Setup

NOTE: this is only required to generate the dataset, not to use it.

Requirements

  • Nix
  • GNU/Linux

Steps

  1. Create a .env file in the folder, use .env.example as base
  2. Create a .pgpass file in your HOME, add the credentials for the database

How to use

nix-shell
make param1=value

Available parameters

from .env:

  • PG_HOST hostname for postgresql connection
  • PG_USER username for postgresql connection
  • ELEVATION_MODEL path to the raster that contains the elevation model

from command line:

  • YEAR year to process
  • MONTH month to process
  • PG_DBNAME database to connect to

Tips

It's possible to use GDAL to merge on the fly different raster datasets

gdalbuildvrt dem.vrt /path/to/dir/*.tif

How does it work?

The software relies on different technologies to efficiently work, in particular to overcome issues of scalability the procedure works by partitioning the dataset on the fly and then parallelizing the operations.
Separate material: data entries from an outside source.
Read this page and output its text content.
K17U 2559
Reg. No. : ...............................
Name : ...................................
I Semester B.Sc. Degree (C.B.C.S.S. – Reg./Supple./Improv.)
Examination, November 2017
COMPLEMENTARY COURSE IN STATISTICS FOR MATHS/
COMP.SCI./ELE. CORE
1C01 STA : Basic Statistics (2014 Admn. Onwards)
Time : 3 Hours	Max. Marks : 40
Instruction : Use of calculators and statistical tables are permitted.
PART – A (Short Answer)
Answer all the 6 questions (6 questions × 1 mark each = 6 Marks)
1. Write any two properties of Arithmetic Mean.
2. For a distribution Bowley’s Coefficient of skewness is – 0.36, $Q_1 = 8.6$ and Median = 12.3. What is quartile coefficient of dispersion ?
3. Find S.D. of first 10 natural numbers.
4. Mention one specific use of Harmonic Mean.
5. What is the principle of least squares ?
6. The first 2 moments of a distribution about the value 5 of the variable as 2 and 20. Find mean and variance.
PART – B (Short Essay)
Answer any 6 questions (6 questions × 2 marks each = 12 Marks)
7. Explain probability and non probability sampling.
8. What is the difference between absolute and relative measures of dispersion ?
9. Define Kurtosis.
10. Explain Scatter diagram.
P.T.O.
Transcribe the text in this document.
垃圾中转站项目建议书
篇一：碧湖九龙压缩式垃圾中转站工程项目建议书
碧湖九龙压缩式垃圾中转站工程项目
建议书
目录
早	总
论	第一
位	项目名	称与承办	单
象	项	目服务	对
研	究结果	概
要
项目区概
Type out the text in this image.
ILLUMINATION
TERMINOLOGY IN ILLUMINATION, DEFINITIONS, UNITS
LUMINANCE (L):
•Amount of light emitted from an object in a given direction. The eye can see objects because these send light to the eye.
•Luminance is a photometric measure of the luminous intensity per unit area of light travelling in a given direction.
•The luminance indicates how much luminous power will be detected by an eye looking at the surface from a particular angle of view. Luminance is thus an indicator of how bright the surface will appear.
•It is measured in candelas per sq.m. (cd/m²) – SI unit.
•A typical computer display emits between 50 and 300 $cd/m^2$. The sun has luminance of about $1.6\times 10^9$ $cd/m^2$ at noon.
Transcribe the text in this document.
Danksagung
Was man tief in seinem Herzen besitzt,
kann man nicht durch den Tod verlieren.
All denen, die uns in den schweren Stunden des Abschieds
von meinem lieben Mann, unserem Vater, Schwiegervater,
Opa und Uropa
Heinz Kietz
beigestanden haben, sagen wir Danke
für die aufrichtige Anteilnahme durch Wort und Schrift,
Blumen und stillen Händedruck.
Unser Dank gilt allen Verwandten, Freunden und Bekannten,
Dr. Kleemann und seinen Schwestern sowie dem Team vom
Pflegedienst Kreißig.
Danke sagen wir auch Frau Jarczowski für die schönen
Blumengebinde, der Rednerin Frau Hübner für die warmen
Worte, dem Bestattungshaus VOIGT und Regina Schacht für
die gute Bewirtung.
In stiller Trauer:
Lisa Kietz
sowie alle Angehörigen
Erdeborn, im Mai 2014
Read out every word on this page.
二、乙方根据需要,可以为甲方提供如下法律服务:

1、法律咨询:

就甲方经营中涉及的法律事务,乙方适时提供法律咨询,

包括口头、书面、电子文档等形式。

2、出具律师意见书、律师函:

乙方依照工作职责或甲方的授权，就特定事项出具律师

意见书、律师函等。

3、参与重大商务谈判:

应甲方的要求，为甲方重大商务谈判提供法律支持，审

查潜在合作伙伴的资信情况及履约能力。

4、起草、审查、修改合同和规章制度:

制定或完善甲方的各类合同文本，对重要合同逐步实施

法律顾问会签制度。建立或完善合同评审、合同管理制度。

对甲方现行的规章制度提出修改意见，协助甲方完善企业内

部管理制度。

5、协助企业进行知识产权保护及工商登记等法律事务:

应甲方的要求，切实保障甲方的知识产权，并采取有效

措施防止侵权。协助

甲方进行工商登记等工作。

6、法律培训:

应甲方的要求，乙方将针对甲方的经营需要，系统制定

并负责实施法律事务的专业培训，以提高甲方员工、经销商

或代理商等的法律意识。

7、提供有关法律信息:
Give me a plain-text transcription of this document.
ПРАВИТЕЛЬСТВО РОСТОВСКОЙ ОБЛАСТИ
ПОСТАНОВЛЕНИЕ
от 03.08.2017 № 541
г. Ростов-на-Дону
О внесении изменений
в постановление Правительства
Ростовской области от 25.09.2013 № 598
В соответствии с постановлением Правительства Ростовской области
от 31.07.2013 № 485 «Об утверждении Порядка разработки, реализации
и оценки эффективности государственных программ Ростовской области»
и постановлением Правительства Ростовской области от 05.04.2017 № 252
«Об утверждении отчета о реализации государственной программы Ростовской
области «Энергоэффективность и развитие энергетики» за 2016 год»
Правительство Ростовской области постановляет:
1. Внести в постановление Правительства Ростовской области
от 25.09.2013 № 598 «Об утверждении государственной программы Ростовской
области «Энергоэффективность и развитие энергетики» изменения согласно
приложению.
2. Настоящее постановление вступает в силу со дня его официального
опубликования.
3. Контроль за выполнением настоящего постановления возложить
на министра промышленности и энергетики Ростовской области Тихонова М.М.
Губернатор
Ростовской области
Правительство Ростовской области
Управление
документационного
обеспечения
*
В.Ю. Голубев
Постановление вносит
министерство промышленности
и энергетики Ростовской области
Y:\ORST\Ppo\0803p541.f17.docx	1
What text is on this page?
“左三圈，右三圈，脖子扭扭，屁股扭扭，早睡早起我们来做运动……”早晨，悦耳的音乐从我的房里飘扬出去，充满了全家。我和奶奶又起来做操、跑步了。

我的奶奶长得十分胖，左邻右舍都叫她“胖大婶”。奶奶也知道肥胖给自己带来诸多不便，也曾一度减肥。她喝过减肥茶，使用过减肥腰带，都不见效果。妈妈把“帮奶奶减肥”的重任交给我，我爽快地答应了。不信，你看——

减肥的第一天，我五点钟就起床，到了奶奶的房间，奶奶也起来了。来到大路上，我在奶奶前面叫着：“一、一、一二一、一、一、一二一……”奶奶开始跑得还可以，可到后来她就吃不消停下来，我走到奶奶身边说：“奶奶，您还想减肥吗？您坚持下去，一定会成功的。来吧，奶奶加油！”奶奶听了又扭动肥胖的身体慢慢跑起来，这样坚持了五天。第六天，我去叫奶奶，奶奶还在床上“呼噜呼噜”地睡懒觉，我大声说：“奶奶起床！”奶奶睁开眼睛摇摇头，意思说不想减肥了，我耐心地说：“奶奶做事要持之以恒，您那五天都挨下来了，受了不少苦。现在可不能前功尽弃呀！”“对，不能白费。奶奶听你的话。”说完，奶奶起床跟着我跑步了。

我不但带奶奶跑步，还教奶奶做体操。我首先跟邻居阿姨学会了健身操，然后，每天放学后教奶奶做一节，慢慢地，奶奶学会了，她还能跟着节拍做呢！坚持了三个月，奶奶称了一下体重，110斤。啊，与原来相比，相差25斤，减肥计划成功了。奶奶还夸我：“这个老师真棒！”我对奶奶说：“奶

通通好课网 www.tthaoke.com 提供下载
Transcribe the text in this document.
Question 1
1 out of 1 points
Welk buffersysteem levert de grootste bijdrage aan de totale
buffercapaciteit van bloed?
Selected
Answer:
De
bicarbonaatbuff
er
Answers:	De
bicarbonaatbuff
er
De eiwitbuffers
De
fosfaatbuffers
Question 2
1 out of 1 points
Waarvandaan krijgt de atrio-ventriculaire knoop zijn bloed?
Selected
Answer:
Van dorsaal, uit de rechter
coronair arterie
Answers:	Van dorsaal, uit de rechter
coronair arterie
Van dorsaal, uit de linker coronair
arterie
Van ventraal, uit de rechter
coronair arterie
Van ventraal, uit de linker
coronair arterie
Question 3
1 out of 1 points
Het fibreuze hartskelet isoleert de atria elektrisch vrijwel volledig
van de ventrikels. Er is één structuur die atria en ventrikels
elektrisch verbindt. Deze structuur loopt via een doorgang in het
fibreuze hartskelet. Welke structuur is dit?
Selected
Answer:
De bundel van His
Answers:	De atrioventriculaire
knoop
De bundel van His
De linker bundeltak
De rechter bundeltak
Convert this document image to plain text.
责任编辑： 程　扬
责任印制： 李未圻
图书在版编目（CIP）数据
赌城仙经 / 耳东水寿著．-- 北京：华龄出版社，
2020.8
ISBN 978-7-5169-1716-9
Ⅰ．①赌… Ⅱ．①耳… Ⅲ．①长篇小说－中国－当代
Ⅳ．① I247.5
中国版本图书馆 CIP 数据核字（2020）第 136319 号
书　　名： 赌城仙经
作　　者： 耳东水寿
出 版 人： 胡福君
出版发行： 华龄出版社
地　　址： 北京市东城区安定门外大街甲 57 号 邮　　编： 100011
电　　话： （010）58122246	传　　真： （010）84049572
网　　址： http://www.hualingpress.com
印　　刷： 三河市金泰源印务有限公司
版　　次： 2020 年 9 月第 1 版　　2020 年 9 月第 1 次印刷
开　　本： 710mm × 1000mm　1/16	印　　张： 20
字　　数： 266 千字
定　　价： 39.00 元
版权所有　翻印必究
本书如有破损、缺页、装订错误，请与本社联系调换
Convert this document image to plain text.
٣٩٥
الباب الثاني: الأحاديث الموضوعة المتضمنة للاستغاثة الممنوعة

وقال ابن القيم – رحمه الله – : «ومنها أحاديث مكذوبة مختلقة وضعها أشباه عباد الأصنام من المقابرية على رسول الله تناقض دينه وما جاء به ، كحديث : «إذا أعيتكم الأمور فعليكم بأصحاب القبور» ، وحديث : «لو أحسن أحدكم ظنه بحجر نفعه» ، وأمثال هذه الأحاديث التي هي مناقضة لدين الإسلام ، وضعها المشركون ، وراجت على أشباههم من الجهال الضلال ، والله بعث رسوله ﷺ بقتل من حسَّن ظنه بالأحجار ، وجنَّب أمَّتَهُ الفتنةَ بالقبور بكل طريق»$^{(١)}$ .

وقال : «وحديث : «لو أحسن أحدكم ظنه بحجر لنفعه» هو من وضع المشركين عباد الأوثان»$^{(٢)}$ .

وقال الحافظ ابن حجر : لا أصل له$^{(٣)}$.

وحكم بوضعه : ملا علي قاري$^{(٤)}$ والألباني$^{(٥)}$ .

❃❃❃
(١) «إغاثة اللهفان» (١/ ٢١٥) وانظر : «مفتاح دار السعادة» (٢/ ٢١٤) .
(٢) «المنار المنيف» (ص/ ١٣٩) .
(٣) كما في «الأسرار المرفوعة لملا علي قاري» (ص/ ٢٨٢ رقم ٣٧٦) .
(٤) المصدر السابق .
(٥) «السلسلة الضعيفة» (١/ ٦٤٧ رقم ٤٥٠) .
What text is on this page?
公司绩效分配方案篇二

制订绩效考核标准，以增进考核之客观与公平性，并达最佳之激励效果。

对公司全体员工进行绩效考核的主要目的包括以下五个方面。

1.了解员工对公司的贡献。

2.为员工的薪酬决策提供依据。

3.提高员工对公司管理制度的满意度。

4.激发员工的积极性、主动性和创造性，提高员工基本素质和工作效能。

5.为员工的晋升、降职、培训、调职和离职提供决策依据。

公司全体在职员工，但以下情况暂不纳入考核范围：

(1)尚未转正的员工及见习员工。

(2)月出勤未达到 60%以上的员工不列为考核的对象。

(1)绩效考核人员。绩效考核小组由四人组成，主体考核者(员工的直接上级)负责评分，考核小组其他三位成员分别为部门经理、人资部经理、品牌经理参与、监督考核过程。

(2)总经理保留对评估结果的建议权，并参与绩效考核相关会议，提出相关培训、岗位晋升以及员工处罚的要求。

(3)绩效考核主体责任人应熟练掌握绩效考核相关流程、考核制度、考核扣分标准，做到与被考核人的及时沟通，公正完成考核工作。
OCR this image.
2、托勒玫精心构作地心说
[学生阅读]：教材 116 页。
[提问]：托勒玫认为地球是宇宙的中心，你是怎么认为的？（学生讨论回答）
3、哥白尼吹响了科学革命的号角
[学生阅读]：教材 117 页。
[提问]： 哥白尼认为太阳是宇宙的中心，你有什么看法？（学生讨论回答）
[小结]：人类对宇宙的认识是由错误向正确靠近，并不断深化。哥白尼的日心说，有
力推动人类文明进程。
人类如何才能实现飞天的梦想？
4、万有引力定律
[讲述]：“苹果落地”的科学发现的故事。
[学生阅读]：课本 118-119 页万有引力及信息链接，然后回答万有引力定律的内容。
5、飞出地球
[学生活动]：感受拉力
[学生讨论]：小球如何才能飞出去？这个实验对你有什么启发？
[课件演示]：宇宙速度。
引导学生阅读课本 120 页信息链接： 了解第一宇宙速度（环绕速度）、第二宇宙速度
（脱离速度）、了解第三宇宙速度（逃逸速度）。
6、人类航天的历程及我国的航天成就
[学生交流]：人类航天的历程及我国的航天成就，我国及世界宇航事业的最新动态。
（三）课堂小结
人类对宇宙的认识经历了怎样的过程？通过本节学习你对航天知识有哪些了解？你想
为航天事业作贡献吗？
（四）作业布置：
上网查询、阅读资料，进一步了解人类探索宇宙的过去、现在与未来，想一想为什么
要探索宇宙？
  • Nix, for creating a reproducible environment
  • Makefile, for describing a pipeline
  • GNU Parallel, for running tasks on partitions in parallel
  • GDAL, for extracting data from postgres and for efficiently compute the pixel value of the DEM
  • DuckDB, for ultra efficient data operations in-memory
  • Apache Parquet format, for storing intermediate and final results

A short description of the procedure follows:

  • convert the track table in postgis (containing linestrings) to a local parquet file with GDAL
  • chunk the parquet in partitions of N elements in-memory
  • using GNU Parallel a DuckDB query is run on each chunk, the query produces a row for each point in the linestring in the chunk and outputs to a parquet file
  • each chunk is then sent to GDAL and the pixel value of the raster at the coordinates of each point is computed in parallel
  • the final result is written to a new parquet file

Query radar track points

The data is stored in partitioned parquet files, the recommended way of accessing the data is with DuckDB. It's possible to use DuckDB for different languages, in particular R and Python, so this overview will focus on the SQL aspect rather than the wrapper language.

How to read a parquet file

describe select * from read_parquet('track.parquet/year=2019/m201910');
select * from read_parquet('track_points.parquet/year=2019/month=10/*.parquet');

Reference

Example: read all the track points

select * from read_parquet('track_points.parquet/*/*/*.parquet', hive_partitioning = true) where "month" = 10;